Bu kitabın yayına hazırlandığı sırada, Kürt sorununa ilişkin görüşlerinden ötürü Hürriyetteki işine son verildi. Hemen ardından Turkish Daily News gazetesinin yazı kadrosuna katıldı.



ÖNSÖZ


Bu kitap bir tanıklığı belgeliyor. Belli bir zaman diliminde yaşamakla, o zaman dilimine tanıklık etmek farklı şeyler... Ben, Türkiye'nin geçirdiği bu önemli zaman kesidini, yani 1990'nın başı ile 1993‘ün sonu arasındaki dilimi, hem yaşadım, hem de bir gazeteci olarak olup bitenlere tanıklık ettim.

Tanıklığım, genel olarak Türkiye'deki bütün siyasi ve sosyal olaylara, özel olarak da Kürt sorununa dönüktü. Kürt sorunu ile bir gazeteci olarak 1989'dan beri ilgileniyorum. Ama bu ilgi, İstanbul'da oturduğum yerden, masa başından duyulan bir ilgi değil... Ben, olayları bizzat, yerinde görmeyi, olayların içindeki insanlarla tanışmayı, sorunları çeşitli açılardan gözlemlemeyi, kısacası, bütün gerçek gazeteciler gibi haberin tam içinde bulunmayı yeğledim.

Son yıllarda neredeyse her 2 ayda bir, bazen daha da sık. Güneydoğu Anadolu'ya gittim. Konuyla doğrudan ilgili hemen hemen bütün ülkeleri, Suriye'yi, İran'ı. Kuzey Irak'ı Lübnan'ı ziyaret ettim. En sıcak bölgelerde bulundum. Çatışmaların olduğu yerlere uzandım. Acı çeken insanlarla konuştum. Ağlayan ya da daha kötüsü, donuk gözlere bakan çocuklar gördüm. Çaresiz ihtiyarlar gördüm. Kızgın, umutsuz gençler gördüm. Bıkkın kadınlar gördüm. Baskına uğrayan, yerle bir edilen ilçelerde, köylerde, kurşun yağmuru altında, soğukkanlılığımı yitirmemeye çalıştım. Kurşunlar, zaman zaman, kafamın üzerinden geçip hemen arkamda bir yerlere saplandı. Silahlar konuşurken, ben, en az benim kadar korkan, beti benzi atmış askerlerle, genç asteğmenlerle sohbet ettim. Terhis olur olmaz Şırnak'ı neredeyse koşarak terketmeye çalışan pırıl pınl genç erlerin, inanılmaz heyecanını yaşadım.
Görev süreleri bittiği için başka bölgelere tayini çıkan polislerin, çocuklar gibi şenleşmesine tanık oldum.

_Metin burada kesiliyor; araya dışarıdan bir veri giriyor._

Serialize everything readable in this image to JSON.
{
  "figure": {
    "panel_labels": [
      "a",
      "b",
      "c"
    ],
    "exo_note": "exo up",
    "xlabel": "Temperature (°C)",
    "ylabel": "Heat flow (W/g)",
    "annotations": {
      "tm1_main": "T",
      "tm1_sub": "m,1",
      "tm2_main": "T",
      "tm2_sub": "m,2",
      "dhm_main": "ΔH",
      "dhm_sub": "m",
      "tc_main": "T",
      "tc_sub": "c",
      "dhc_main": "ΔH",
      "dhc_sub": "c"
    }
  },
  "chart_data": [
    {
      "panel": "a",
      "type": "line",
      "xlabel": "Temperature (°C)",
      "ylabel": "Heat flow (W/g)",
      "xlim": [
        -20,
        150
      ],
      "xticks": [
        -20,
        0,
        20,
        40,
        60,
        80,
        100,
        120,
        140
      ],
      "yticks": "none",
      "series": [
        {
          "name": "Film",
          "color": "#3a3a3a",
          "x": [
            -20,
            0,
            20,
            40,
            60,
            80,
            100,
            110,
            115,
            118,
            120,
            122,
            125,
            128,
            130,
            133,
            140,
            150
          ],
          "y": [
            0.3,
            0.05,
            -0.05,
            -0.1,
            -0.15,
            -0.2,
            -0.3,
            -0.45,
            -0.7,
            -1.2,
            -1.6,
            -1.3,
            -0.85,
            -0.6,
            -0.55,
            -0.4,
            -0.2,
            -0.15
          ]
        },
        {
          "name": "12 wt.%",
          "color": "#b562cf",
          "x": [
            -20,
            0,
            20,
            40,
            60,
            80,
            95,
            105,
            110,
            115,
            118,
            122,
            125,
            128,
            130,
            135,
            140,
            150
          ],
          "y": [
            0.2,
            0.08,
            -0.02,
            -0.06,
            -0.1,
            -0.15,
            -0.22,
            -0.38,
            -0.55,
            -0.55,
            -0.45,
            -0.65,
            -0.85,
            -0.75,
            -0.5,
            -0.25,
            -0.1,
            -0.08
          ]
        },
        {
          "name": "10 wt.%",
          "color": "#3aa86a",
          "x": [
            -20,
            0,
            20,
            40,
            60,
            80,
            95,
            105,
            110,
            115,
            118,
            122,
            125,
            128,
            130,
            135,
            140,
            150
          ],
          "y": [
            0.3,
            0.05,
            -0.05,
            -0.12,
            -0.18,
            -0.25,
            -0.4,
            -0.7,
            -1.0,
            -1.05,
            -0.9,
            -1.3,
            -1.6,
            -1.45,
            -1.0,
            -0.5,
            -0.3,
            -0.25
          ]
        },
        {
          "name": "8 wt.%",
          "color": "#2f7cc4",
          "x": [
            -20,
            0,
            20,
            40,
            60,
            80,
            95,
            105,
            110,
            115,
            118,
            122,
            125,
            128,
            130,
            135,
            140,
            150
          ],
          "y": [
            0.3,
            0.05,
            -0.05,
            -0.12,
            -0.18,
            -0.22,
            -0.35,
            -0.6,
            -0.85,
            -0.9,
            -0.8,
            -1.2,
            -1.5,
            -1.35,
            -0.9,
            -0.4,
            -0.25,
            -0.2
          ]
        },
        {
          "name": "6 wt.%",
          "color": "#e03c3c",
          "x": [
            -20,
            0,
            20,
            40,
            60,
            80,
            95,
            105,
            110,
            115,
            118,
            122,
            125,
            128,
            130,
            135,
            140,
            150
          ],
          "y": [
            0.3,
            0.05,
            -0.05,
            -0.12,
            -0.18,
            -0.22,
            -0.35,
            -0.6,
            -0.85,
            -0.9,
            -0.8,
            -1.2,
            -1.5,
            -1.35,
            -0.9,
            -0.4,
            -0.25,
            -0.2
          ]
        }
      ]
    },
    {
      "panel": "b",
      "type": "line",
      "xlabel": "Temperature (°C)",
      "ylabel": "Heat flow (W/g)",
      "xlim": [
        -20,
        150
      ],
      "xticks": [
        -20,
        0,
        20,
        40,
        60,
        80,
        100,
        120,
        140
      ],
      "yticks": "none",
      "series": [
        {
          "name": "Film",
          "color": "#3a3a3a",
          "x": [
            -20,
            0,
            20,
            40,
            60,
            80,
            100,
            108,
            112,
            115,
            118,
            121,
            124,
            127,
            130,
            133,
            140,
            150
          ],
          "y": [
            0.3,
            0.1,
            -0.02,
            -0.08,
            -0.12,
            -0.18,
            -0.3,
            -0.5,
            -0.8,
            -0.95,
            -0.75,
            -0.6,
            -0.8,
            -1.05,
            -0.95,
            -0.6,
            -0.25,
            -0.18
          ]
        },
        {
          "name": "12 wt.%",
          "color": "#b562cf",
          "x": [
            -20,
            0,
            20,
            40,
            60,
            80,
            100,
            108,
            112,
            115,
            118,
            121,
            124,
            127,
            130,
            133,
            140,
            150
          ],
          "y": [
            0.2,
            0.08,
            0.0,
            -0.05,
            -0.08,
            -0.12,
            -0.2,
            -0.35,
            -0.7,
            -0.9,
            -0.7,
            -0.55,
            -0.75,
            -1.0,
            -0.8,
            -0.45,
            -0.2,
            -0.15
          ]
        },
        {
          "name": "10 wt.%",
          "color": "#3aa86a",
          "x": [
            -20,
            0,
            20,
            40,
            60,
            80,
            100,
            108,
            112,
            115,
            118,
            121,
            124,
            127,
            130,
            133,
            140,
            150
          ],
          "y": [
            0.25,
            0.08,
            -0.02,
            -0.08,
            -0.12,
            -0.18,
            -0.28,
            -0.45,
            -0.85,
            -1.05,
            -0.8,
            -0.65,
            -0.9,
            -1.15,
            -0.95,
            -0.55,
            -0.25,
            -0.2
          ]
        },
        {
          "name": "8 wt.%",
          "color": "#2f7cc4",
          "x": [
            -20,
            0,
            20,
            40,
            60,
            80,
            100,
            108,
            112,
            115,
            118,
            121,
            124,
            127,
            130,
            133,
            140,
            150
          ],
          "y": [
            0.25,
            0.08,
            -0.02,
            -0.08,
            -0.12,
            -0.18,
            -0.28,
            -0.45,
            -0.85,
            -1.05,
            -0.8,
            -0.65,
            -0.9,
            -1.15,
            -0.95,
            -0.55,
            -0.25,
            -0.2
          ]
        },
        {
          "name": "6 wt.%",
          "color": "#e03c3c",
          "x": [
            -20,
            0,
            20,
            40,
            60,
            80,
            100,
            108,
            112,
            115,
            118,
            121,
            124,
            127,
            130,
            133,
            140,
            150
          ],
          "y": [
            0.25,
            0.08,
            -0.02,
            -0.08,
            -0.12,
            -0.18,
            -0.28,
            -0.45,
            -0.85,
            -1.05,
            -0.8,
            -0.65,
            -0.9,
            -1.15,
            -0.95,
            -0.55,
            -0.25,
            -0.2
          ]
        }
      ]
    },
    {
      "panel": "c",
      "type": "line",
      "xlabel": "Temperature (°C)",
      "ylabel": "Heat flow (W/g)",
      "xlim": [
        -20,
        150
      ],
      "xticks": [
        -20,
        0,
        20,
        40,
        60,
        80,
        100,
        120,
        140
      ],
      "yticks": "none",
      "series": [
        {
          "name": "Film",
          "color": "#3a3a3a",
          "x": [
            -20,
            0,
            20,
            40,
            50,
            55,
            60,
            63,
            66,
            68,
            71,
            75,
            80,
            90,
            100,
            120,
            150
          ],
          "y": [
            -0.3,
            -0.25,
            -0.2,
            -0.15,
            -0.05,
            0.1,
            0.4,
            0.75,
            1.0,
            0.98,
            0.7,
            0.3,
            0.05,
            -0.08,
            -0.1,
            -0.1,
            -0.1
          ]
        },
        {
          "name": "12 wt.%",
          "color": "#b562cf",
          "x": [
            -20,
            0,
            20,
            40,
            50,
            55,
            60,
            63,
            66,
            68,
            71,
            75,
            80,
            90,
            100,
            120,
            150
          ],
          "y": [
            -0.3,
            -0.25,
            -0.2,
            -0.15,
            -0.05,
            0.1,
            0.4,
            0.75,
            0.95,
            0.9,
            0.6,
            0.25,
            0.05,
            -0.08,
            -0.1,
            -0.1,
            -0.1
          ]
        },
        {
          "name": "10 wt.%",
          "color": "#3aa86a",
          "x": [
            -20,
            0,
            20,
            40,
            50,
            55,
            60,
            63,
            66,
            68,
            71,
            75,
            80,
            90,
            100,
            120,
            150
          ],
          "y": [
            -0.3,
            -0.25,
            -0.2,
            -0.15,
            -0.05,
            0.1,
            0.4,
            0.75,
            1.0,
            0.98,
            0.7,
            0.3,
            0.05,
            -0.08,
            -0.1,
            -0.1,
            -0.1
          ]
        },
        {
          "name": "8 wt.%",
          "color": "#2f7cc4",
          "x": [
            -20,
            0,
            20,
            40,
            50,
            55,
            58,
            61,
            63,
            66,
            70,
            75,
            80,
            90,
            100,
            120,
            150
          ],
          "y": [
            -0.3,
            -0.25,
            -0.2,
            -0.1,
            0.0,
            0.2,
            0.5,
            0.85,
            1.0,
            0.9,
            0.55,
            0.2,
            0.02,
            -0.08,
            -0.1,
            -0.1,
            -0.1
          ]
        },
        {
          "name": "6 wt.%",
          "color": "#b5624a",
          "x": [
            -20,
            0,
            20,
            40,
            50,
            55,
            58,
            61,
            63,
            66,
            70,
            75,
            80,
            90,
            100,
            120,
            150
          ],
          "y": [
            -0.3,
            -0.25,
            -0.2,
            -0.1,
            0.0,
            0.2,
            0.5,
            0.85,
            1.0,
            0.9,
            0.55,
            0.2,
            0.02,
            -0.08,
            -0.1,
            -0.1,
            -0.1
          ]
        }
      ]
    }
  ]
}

Ben yıllardır bunları görüyorum: Gözaltına alınan oğlundan 25 gündür haber alamayan Cizreli. yaşlı bir babanın bir avukata yalvarışına; çatışmanın içinde duvar dibine yatırılan 13-14 yaşlarında bir kız çocuğunun askerlere, "Ne olur öldürmeyin beni abiler!" diye haykırışına; kendi can güvenliklerini sağlamaktan bile aciz kalan polislerin, kendi çocuklarını, her gece, yatakların altına yatırdıklarını söylerken dile getirdikleri çaresizliğe ve köyü yarım saat önce yakılmış bir aile reisinin, ne yapacağını, nereye gideceğini bilmeksizin, çoluğunu çocuğunu ve elinde kalan birkaç pılı pırtıyı traktöre yükleyip ağlaya ağlaya yola dökülüşüne tanık oluyorum.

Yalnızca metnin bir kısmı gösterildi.